Digital Writing: I Challenge You to a Screencast!
Dear Kevin (and World),
Your video in our first round of conversation reminded me of my first attempt just last month to do a screencast. I found it much more difficult than I anticipated to do well. I had some tech difficulties that I'll mention below. Just know that it's not my favorite end product, although I think the message is what I wanted. (Interesting to consider just that, eh?)
I am posting this screencast to engage us in discussing the boundaries of what we are considering digital writing in this conversation.
The specs: I used the Quicktime "New Screen Recording" option. I also boosted the audio on iMovie and used that to fade out the music that was cut off dramatically when I ended the screen recording. The sound was distorted when I uploaded it to YouTube. The words are also not clear once uploaded to YouTube. (Any suggestions on how to make sure that doesn't happen in the future?) For the typing, I used the online typing app called Writer. I used Visual Thesaurus to animate the synonyms of "writing" and "digital." I played music my friend had posted on Facebook. He had posted that it was music he listens to when he wants to come up with a new idea.
The process (Warning: I wax a bit reflective here...): I originally began composing this for my guest post on the Digital Writing Month blog. (If you go to that post, you'll see that I did not use this there. In fact, I wrote three different possible posts for that project and none of them felt right until the one I posted.)
Why a screencast? I initally decided to make this screencast because I wanted to visually illustrate what people often talk about when talking about "digital writing": typing on a computer. I had recently been shown the Writer app and thought that perfectly illustrated a limited view of digital writing.
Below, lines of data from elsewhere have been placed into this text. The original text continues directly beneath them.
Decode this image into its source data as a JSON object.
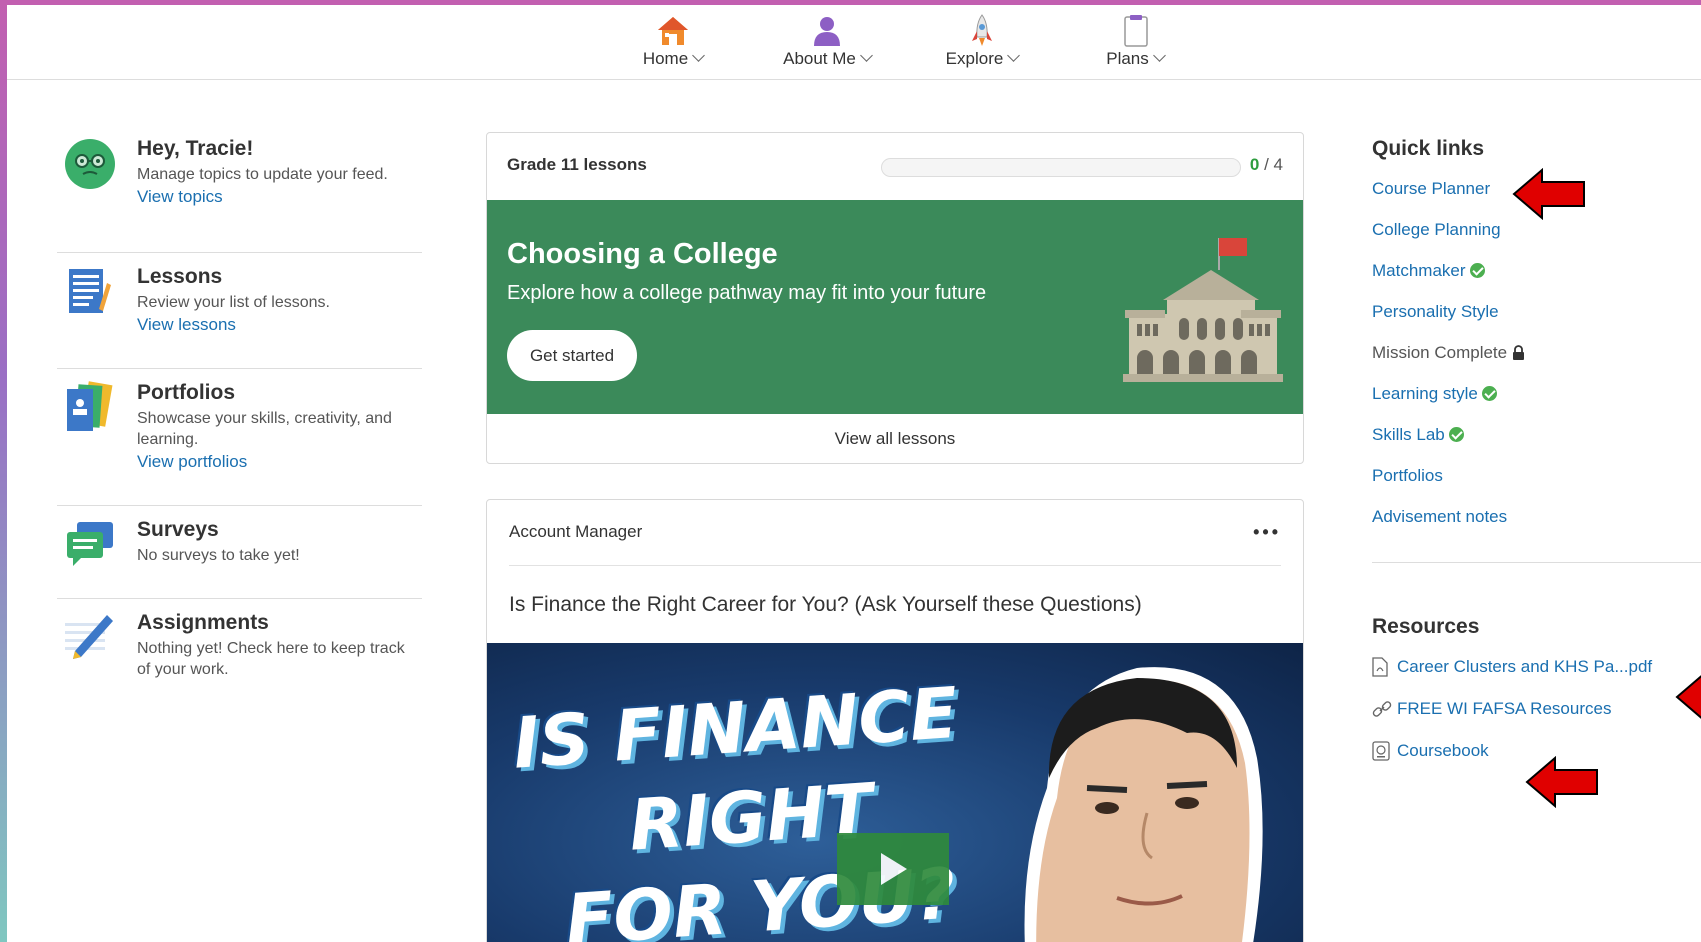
{
  "nav": {
    "items": [
      {
        "label": "Home",
        "icon": "house-icon"
      },
      {
        "label": "About Me",
        "icon": "person-icon"
      },
      {
        "label": "Explore",
        "icon": "rocket-icon"
      },
      {
        "label": "Plans",
        "icon": "clipboard-icon"
      }
    ]
  },
  "left": {
    "greeting": {
      "title": "Hey, Tracie!",
      "desc": "Manage topics to update your feed.",
      "link": "View topics"
    },
    "lessons": {
      "title": "Lessons",
      "desc": "Review your list of lessons.",
      "link": "View lessons"
    },
    "portfolios": {
      "title": "Portfolios",
      "desc": "Showcase your skills, creativity, and learning.",
      "link": "View portfolios"
    },
    "surveys": {
      "title": "Surveys",
      "desc": "No surveys to take yet!"
    },
    "assignments": {
      "title": "Assignments",
      "desc": "Nothing yet! Check here to keep track of your work."
    }
  },
  "lessons_card": {
    "header": "Grade 11 lessons",
    "progress_done": "0",
    "progress_total": " / 4",
    "progress_fraction": 0,
    "banner_title": "Choosing a College",
    "banner_sub": "Explore how a college pathway may fit into your future",
    "start_button": "Get started",
    "view_all": "View all lessons"
  },
  "post_card": {
    "author": "Account Manager",
    "more": "•••",
    "title": "Is Finance the Right Career for You? (Ask Yourself these Questions)",
    "video_text": [
      "IS FINANCE",
      "RIGHT",
      "FOR YOU?"
    ]
  },
  "quick_links": {
    "heading": "Quick links",
    "items": [
      {
        "label": "Course Planner",
        "status": "none"
      },
      {
        "label": "College Planning",
        "status": "none"
      },
      {
        "label": "Matchmaker",
        "status": "complete"
      },
      {
        "label": "Personality Style",
        "status": "none"
      },
      {
        "label": "Mission Complete",
        "status": "locked"
      },
      {
        "label": "Learning style",
        "status": "complete"
      },
      {
        "label": "Skills Lab",
        "status": "complete"
      },
      {
        "label": "Portfolios",
        "status": "none"
      },
      {
        "label": "Advisement notes",
        "status": "none"
      }
    ]
  },
  "resources": {
    "heading": "Resources",
    "items": [
      {
        "label": "Career Clusters and KHS Pa...pdf",
        "icon": "pdf-icon"
      },
      {
        "label": "FREE WI FAFSA Resources",
        "icon": "link-icon"
      },
      {
        "label": "Coursebook",
        "icon": "book-icon"
      }
    ]
  },
  "colors": {
    "accent_green": "#3b8a5a",
    "link_blue": "#1a6fb0",
    "check_green": "#4caf50",
    "annotation_red": "#e00000"
  }
}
I am often frustrated (only slightly) in these conversations, because although writing on a computer is different than writing in a pen on paper, this one aspect does not begin to scratch the surface in terms of all that is possible in "digital writing." Still though, I wanted to challenge myself with the concept of "writing" that if we explode that definition too much, it loses its meaning as a demarkation. (I have discussed this before with others on my blog.) I think it is a valuable use of our time to at least sketch out where our boundaries around what we consider digital writing (or contemporary composition, which is a term you picked up on as well in your comments on my response.) will be in this discussion.
Why visual thesaurus? I actually then started to try to find synonyms for "writing" because I wanted to explode that notion in the guest post. I was using it as part of my pre-writing, if you will. On a whim, I typed in "digital" and found there were no synonyms in Visual Thesaurus. This essentially reshaped my entire screencast design. Instead of focusing on the concept of writing, I thought it would be interesting to take an expanded notion of writing as a given, and just pose a question via the screencast, and that being, what does "digital" do that "writing" doesn't already inherently hold. I then moved the use of Visual Thesaurus from pre-writing to some of the body of my "text."
I tried writing out what I wanted in the screencast on the Writer app two times and then printed off what I wanted to type so I could just copy it instead of compose it in real time. I stacked the windows so it only showed the window I was on. I chose Selected Portion on QuickTime so you wouldn't see my whole screen. I pushed play on the recording posted on Facebook. Clicked start for New Screen Recording, and with a bit of panic in my heart, I started typing.
I immediately did not like the mix of sound, but I wanted the sound of the keys typing. I knew I didn't want to add a soundtrack over, because that would cancel out the keystrokes. I still went to iMovie and boosted the background music and then faded it out, because when I clicked Stop Recording, it was a dead stop I didn't like.
The prewriting and drafting just took toooooooo long to do over again. If I needed this in my "portfolio" I would probably still use the QuickTime Screen Recording option, but I would add the music via iMovie later.
I went to my YouTube account and uploaded the video. I made it "Unlisted" because I wanted to drive traffic here rather than there. "Unlisted" means you have to have the link to the YouTube video to be able to see it.
I still have not made comments available on my YouTube site. I allowed that the first time I made a video and posted it, but the comments were so negative toward a person I had shown in the video (and so unwarranted) that I have been too shy to do again. I understand that in theory over time people police themselves and call out trolling and such. Am I too impatient? Do I allow people to be publicly hateful to others in hopes that such derision is eventually attended to?